According to the complaint in U.S. District Court, Edward, Dominic and Aldo Cascio and their sister Marie Nicole Port called Jackson a “serial child predator” who “drugged, raped, and sexually assaulted the plaintiffs over a period of more than a decade.”
According to the lawsuit, the plaintiffs met Jackson through their father, who worked at a hotel where Jackson often stayed.
Individuals associated with the Michael Jackson Company and the late entertainer’s real estate, trust and production companies were named as defendants.
“Plaintiffs reject their morally bankrupt efforts to control and silence the Jackson Estate,” plaintiffs’ attorney Howard King said in the federal lawsuit filed Feb. 27.
“Plaintiffs brought this action to hold the Michael Jackson Estate, its affiliates, and persons managing or acting on their behalf accountable for Jackson’s actions and their own wrongdoing.”
Martin Singer, a veteran entertainment industry lawyer representing the Jackson Foundation, called the lawsuit a “desperate money grab.”
“This new court filing is a transparent forum shopping tactic in their scheme to extract hundreds of millions of dollars from Michael’s estate and businesses,” Singer said in a statement.
Singer pointed out that Edward Cascio’s 2011 book, “My Friend Michael: An Ordinary Friendship with an Extraordinary Man,” includes statements from family members who “consistently and repeatedly maintained that Michael never harmed his family or anyone else.”
Mr. Singer also said in a 2010 interview with Oprah Winfrey that Mr. Edwards, Mr. Frank and Marie-Nicole Cascio all agreed that Mr. Jackson had never harmed them.
“The Cascios have spent decades defending and asserting Michael’s innocence,” Singer said. “Remarkably, these shakedown attempts occurred more than 15 years after Michael’s death, so there is no risk of a defamation suit. Sadly, Michael’s talent and success continue to make him a target in death, just as they were in life.”
“Jackson’s years of brainwashing prevented Plaintiff from seeking help during his life and for years afterward,” Dr. King wrote.
It wasn’t until the release of the documentary “Leaving Neverland” in 2019 that the four brothers were “deprogrammed” and forced to “recognize for the first time the reality” that “Jackson’s abuse was wrong and deeply damaging to them,” the lawsuit said.
That same year, the Jackson Estate offered the family $690,000 “as compensation for the years of Jackson’s abuse of his entire family, which the Jackson Organization has enabled and concealed,” the lawsuit says.
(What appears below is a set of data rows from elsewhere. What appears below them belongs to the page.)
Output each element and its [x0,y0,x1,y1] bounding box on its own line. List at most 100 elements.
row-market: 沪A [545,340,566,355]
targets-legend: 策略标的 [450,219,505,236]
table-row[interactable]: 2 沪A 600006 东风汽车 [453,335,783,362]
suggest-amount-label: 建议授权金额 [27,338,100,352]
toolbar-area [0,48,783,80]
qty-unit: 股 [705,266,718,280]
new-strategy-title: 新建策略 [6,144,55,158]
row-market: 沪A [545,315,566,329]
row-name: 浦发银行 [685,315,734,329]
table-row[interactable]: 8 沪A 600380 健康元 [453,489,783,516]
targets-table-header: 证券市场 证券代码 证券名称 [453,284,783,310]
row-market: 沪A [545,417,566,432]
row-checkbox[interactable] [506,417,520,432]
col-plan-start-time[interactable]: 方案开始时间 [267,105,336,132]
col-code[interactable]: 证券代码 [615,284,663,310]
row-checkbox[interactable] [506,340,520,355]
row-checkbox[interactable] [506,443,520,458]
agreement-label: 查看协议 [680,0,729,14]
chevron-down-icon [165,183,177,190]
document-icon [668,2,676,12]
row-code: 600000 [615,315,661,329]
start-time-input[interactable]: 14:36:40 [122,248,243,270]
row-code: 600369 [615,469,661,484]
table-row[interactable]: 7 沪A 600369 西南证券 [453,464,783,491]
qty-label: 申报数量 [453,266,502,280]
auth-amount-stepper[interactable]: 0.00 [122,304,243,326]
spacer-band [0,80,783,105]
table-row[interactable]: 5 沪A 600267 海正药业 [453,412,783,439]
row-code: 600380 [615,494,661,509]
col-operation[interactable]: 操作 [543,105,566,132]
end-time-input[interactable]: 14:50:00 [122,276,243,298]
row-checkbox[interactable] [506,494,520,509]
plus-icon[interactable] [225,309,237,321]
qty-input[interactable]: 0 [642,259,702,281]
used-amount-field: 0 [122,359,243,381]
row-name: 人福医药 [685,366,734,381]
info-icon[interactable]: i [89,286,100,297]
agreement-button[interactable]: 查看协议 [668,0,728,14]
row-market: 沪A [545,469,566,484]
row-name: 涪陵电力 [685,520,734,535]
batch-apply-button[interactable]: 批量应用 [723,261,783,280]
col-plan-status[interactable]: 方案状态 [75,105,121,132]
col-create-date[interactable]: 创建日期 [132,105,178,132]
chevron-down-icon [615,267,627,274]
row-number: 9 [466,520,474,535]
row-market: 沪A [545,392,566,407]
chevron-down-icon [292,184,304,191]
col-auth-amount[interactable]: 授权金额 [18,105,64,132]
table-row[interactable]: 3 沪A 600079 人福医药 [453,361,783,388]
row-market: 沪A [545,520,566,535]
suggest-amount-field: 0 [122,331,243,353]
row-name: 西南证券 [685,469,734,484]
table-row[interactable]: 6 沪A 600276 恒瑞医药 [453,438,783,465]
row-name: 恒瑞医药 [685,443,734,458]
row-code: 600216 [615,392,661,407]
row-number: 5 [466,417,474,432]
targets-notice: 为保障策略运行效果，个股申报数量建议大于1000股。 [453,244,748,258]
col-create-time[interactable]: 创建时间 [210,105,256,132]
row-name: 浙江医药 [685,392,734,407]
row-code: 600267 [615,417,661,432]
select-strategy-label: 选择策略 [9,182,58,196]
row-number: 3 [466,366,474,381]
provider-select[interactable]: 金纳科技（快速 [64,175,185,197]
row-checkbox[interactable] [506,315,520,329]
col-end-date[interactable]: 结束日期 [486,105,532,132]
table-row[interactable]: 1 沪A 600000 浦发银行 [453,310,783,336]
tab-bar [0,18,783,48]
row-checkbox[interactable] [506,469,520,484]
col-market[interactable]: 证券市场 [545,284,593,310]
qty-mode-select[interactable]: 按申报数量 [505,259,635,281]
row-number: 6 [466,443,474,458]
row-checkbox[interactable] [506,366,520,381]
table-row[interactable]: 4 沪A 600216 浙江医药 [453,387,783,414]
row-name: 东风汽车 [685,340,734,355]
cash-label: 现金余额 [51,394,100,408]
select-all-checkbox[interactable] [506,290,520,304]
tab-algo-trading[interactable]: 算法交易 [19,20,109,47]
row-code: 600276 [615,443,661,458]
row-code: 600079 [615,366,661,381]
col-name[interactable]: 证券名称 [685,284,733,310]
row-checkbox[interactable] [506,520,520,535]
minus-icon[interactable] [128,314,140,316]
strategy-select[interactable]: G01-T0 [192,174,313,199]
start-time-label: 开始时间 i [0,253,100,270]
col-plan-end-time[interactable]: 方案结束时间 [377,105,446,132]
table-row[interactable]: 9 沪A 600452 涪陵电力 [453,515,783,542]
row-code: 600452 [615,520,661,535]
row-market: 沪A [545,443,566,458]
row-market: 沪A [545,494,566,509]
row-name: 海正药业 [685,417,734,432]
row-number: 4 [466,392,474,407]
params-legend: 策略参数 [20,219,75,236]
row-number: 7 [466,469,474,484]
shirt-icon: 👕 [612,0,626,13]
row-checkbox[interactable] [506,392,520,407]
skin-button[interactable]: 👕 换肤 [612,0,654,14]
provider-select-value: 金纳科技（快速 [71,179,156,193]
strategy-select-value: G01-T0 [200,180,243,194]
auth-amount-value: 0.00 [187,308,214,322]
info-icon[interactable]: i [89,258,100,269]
The plaintiffs signed the agreement without having it reviewed by their attorneys, King wrote.
“Had Plaintiffs fully understood the meaning of the document, they would not have signed it,” he wrote.
Mr. Jackson was acquitted in 2005 of sexually abusing a 13-year-old cancer survivor at Neverland in 2003.
Jackson was 50 years old when he died from acute propofol poisoning on June 25, 2009. The singer used the powerful anesthetic as a sleep aid, and his doctor, Dr. Conrad Murray, was found guilty of manslaughter.